Si no puedo comerlos así, como solía hacerlo junto a la barra del “Currito” de la Casa de Campo madrileña mientras me bebía un txakolí con el propio y queridísimo Currito (José María González Barea, una de las figuras de la cocina española más queridas), trataré de que me los pongan simplemente salteados, brevemente, lo justo para eliminar parte de su agua de vegetación, sin más añadidos y sin que me los dejen convertidos en pura lignina, que es madera, cosa que sólo son capaces de digerir las carcomas, no los seres humanos.
Lo normal, sin embargo, es que le ofrezcan los perretxikos con huevos revueltos. Nada que objetar: el huevo “alarga” el plato, y si el revuelto no se confunde con una tortilla francesa, cosa desgraciadamente bastante frecuente, la combinación es perfecta. Conviene, eso sí, hacer el revuelto no a fuego directo, sino al baño maría; y si se quiere una untuosidad máxima, es bueno añadir un poco de nata líquida al batido de huevos.
Lo demás... músicas celestiales, pero no de Stravinsky.
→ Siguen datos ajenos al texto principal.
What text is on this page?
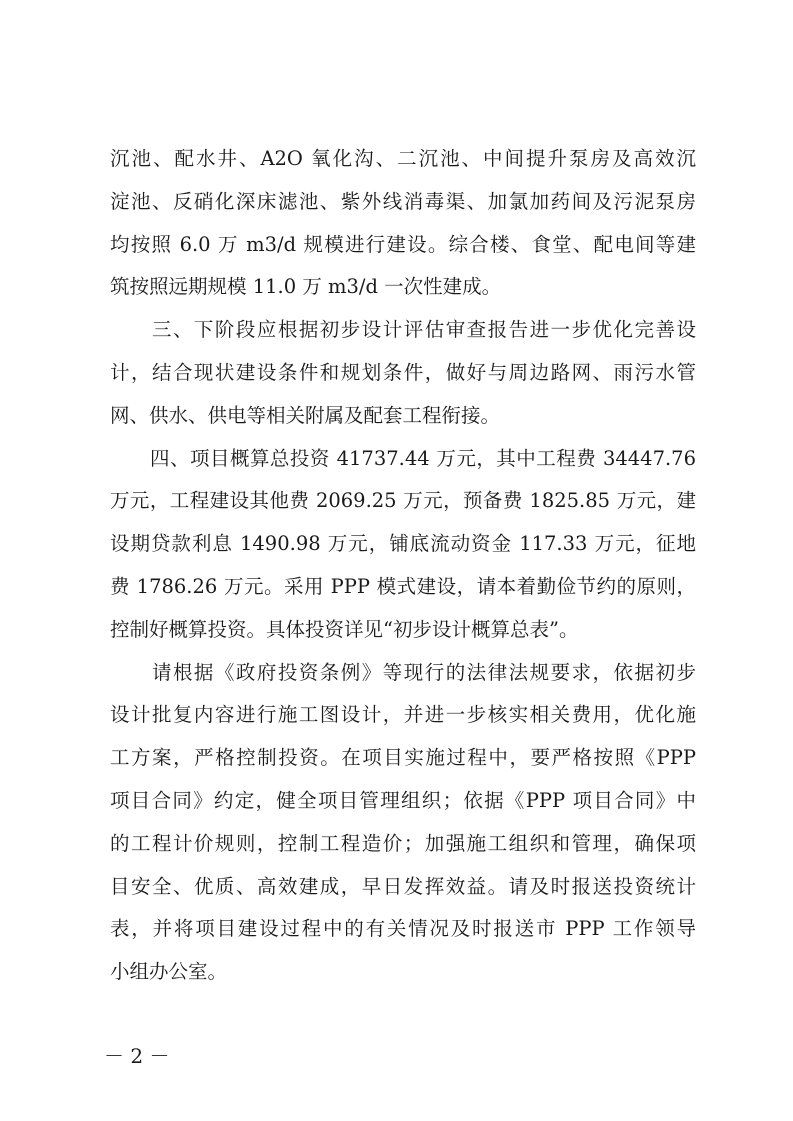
沉池、配水井、A2O 氧化沟、二沉池、中间提升泵房及高效沉
淀池、反硝化深床滤池、紫外线消毒渠、加氯加药间及污泥泵房
均按照 6.0 万 m3/d 规模进行建设。综合楼、食堂、配电间等建
筑按照远期规模 11.0 万 m3/d 一次性建成。
　　三、下阶段应根据初步设计评估审查报告进一步优化完善设
计，结合现状建设条件和规划条件，做好与周边路网、雨污水管
网、供水、供电等相关附属及配套工程衔接。
　　四、项目概算总投资 41737.44 万元，其中工程费 34447.76
万元，工程建设其他费 2069.25 万元，预备费 1825.85 万元，建
设期贷款利息 1490.98 万元，铺底流动资金 117.33 万元，征地
费 1786.26 万元。采用 PPP 模式建设，请本着勤俭节约的原则，
控制好概算投资。具体投资详见“初步设计概算总表”。
　　请根据《政府投资条例》等现行的法律法规要求，依据初步
设计批复内容进行施工图设计，并进一步核实相关费用，优化施
工方案，严格控制投资。在项目实施过程中，要严格按照《PPP
项目合同》约定，健全项目管理组织；依据《PPP 项目合同》中
的工程计价规则，控制工程造价；加强施工组织和管理，确保项
目安全、优质、高效建成，早日发挥效益。请及时报送投资统计
表，并将项目建设过程中的有关情况及时报送市 PPP 工作领导
小组办公室。
－ 2 －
Para los verdaderos amantes de los perretxikos, es una herejía servir cinco o seis como comparsas de otro plato; donde haya perretxikos, han de ser protagonistas, nunca actores “de reparto”. Hagamos una concesión a la tradición vitoriana de San Prudencio, que combina perretxikos con caracoles, aunque uno sea poco amigo de los gasterópodos terrestres, de los que lo que más aprecia es la salsita con la que suelen servirlos en los aledaños del Rastro madrileño.
Perretxikos. Botticelli se equivocó en su cuadro: del regazo de la diosa Flora no deberían caer sólo flores como símbolo de la primavera. Se le olvidaron los perretxikos, esas delicadas, mínimas, deliciosas, setas de primavera: una joya, un don de la Naturaleza... cotizadísimo en el mercado. Qué se le va a hacer: lo bueno no tiene precio.